Il caso classico è la violazione dell’art. 34 della L. 388/2000, che prevede un limite massimo di 2 milioni di euro in relazione all’ammontare, cumulativo, dei crediti d’imposta e contributivi che, per ciascun anno solare (c.d. plafond), possono essere utilizzati in compensazione nel modello F24.
Se per errore un credito, esistente e documentato, viene compensato per 2 milioni e 100.000 euro, su 100.000 euro spetta la sanzione del 25% (circ. Agenzia delle Entrate 13 marzo 2009 n. 8).

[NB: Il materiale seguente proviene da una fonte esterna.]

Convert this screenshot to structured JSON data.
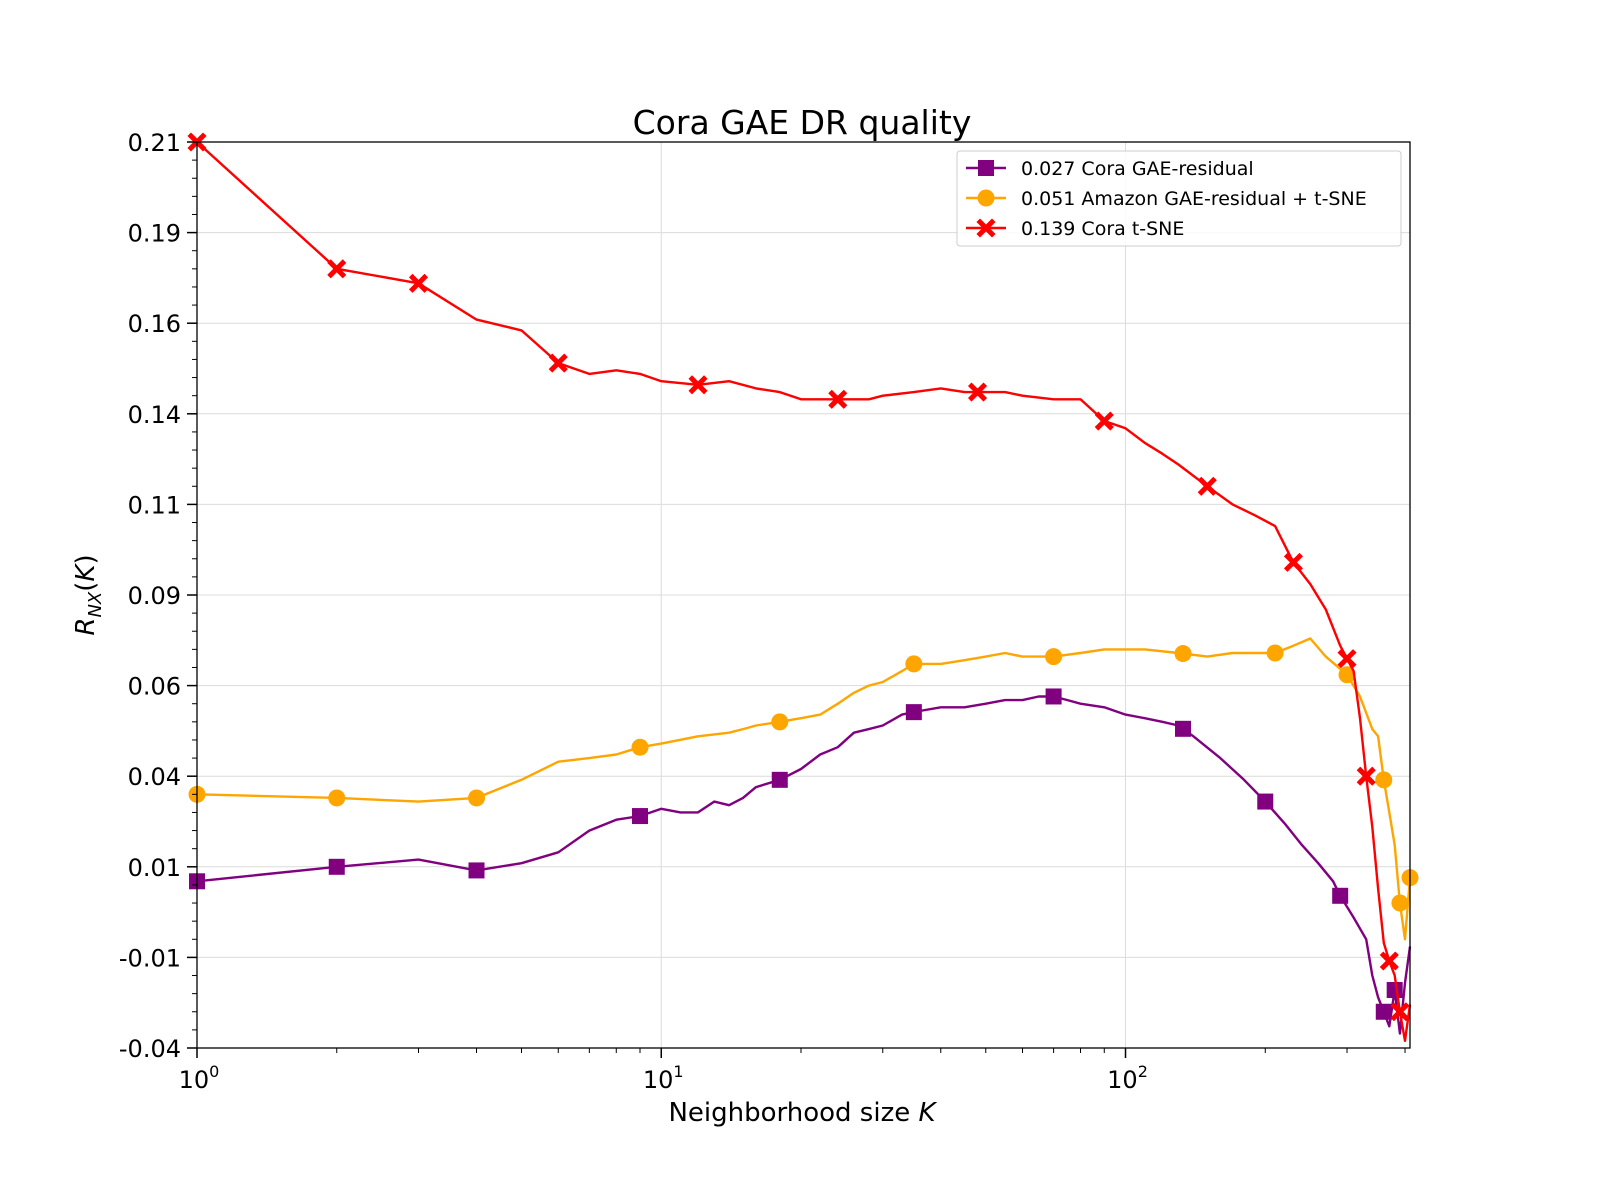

Non paiono esserci chiarimenti di prassi e della giurisprudenza quando lo splafonamento riguarda una quota di credito non documentata.
In altre parole, senza che ci siano frodi o intenti evasivi, per mero errore il contribuente, che ha un credito da quadro RU ad esempio per 100.000 euro, lo compensa per 120.000 euro.
Astrattamente, si può trattare sia di credito inesistente che di credito non spettante.

Per quanto riguarda la nozione di “inesistenza” e di “non spettanza” l’art. 13 comma 4 del DLgs. 471/97 rinvia alle definizioni penalistiche, ovvero all’art. 1 comma 1 del DLgs. 74/2000, che:
- alla lett. g-quater), definisce “inesistenti” “i crediti per i quali mancano, in tutto o in parte, i requisiti oggettivi o soggettivi specificamente indicati nella disciplina normativa di riferimento”;
- alla lett. g-quinquies), definisce “non spettanti” “i crediti fruiti in violazione delle modalità di utilizzo previste dalle leggi vigenti ovvero, per la relativa eccedenza, quelli fruiti in misura superiore a quella stabilita dalle norme di riferimento”.

Pur rilevando l’incertezza del tema, la nostra casistica sembra rientrare più nella categoria della non spettanza (con sanzione del 25% ex art. 13 comma 4-bis del DLgs. 471/97), trattandosi pur sempre di credito utilizzato in misura superiore alla consentita.
Se, sulla base dell’istruttoria compiuta dagli uffici, emerge una condotta dolosa, la sanzione può essere aumentata fino alla metà applicando l’art. 7 comma 4 del DLgs. 472/97 (se si qualifica il credito come non spettante, non pare possibile applicare l’aumento dell’art. 13 comma 5-bis del DLgs. 471/97, circoscritto ai crediti inesistenti).

Di contro, se si inquadra il credito come inesistente (con sanzione del 70% ex art. 13 comma 5 del DLgs. 471/97) e non emerge una condotta dolosa, in via speculare gli uffici possono valutare la riduzione della sanzione sino a ¼ del minimo sempre ai sensi dell’art. 7 comma 4 del DLgs. 472/97.

Le sanzioni possono essere aumentate

Se la violazione emergesse da liquidazione automatica della dichiarazione, verrebbe probabilmente contestata con avviso bonario e sanzione del 25% ai sensi dell’art. 13 comma 2 del DLgs. 471/97.
Rammentiamo che, per le violazioni commesse dallo scorso settembre 2024, è venuta meno la prescrizione secondo cui ogni credito “suscettibile” di emergere a seguito del controllo automatico è ritenuto non spettante e mai inesistente.
Ciò, tuttavia, non toglie che se, in concreto, si attiva la liquidazione automatica, spetti la sanzione del 25% essendo ciò previsto, in via generale, per tutte le fattispecie che vi rientrano dall’art. 13 comma 2 del DLgs. 471/97.

Tra le relative casistiche vi è proprio la riduzione dei “crediti d’imposta esposti in misura superiore a quella prevista dalla legge ovvero non spettanti sulla base dei dati risultanti dalla dichiarazione” (art. 36-bis comma 1 lett. e) del DPR 600/73 per le imposte sui redditi).